In the end, Benson performed at The Roxy for three nights. The L.A. audience embraced his music amid the electric climate of the late seventies. Certainly, Benson was ready for his proverbial “Hollywood close-up,” which was made possible by his newfound crossover appeal. The Roxy was the perfect venue to bring together the complex and slick L.A. audience. The live recording of George Benson Weekend in L.A. captured a magical evening that not only demonstrated how a guitar and jazz riffs could bring a crowd to a frenzy but more so, spoke to the issues of the era. The entire live album, upon a contemporary listen, is infused with the promise of hope and change. Without question, the 80s kept that promise. That weekend in L.A. with George Benson was indeed a happening, which we can revisit and experience anytime.

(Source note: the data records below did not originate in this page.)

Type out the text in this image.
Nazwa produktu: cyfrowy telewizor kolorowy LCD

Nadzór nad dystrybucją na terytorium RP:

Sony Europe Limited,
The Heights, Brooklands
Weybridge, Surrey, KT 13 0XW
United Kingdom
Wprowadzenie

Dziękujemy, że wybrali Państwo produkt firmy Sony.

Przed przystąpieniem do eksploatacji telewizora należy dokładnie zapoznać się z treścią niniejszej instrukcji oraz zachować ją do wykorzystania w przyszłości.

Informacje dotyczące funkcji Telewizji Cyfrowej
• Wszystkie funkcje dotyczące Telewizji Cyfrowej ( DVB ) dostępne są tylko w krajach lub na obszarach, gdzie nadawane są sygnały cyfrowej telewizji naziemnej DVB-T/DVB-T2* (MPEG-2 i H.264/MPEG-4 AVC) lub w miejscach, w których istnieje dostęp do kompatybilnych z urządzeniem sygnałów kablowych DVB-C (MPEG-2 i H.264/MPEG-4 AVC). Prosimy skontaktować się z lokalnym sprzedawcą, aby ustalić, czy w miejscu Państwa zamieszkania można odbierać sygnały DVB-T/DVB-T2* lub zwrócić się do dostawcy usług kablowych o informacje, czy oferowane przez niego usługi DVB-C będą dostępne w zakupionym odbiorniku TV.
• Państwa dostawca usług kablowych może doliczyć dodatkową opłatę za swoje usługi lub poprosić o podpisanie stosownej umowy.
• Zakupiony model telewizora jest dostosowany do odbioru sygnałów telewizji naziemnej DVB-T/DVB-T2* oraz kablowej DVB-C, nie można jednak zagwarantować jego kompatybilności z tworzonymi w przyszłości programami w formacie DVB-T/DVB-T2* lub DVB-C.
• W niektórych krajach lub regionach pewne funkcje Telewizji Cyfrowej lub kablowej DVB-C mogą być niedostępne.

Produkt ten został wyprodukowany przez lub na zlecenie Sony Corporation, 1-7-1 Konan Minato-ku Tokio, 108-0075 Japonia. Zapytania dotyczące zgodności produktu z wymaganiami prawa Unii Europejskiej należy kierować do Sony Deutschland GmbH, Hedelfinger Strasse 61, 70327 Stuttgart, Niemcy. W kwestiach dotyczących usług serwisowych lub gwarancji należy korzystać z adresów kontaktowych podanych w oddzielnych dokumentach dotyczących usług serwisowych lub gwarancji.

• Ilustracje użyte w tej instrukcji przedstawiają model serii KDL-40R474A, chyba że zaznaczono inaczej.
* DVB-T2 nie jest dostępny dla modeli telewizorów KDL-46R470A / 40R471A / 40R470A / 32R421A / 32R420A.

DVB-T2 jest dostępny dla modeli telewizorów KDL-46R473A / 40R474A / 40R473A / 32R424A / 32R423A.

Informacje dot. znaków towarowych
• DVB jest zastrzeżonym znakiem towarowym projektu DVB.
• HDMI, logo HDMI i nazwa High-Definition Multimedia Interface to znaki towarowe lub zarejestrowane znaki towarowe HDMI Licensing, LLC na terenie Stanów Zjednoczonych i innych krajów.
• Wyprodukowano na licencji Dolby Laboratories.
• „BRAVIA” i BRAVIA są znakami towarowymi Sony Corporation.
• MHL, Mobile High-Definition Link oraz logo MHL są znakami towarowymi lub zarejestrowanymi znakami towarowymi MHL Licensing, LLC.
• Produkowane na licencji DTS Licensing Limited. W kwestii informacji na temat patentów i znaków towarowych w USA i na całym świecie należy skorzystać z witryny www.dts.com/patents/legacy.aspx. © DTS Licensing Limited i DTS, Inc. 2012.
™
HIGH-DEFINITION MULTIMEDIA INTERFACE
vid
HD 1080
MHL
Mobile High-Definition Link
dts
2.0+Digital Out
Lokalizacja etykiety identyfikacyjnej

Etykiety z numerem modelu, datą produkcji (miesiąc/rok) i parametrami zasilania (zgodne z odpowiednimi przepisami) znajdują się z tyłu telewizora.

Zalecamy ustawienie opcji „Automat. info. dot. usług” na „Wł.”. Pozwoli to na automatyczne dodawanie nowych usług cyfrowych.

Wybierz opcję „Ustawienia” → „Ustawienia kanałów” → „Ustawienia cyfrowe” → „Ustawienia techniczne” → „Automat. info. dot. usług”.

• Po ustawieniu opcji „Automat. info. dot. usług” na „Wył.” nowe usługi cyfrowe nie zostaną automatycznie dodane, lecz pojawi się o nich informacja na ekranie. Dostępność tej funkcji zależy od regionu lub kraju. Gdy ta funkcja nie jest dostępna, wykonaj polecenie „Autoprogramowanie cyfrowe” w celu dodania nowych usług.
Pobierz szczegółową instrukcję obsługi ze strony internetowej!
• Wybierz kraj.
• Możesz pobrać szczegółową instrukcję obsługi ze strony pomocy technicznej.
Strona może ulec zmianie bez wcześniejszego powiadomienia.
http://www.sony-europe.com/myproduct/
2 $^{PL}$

The album is a classic.
George Benson Weekend in L.A. was released three months later in January of 1978. Benson’s weekend effort garnered him the Grammy for Best Male R&B Vocal Performance for the song “On Broadway.” Benson’s album, which turned 40 years old earlier this month is impeccably recorded and is a must listen.
*Not to get all sporty here but the Dodgers won the NLCS in a 3-1 victory over the Phillies and went to the World Series to battle the Yankees. Reggie Jackson with a little help from the rest of the Yankees sent the Dodgers packing 4-2. It’s a good thing they had George Benson Weekend in L.A. to soothe the hurt.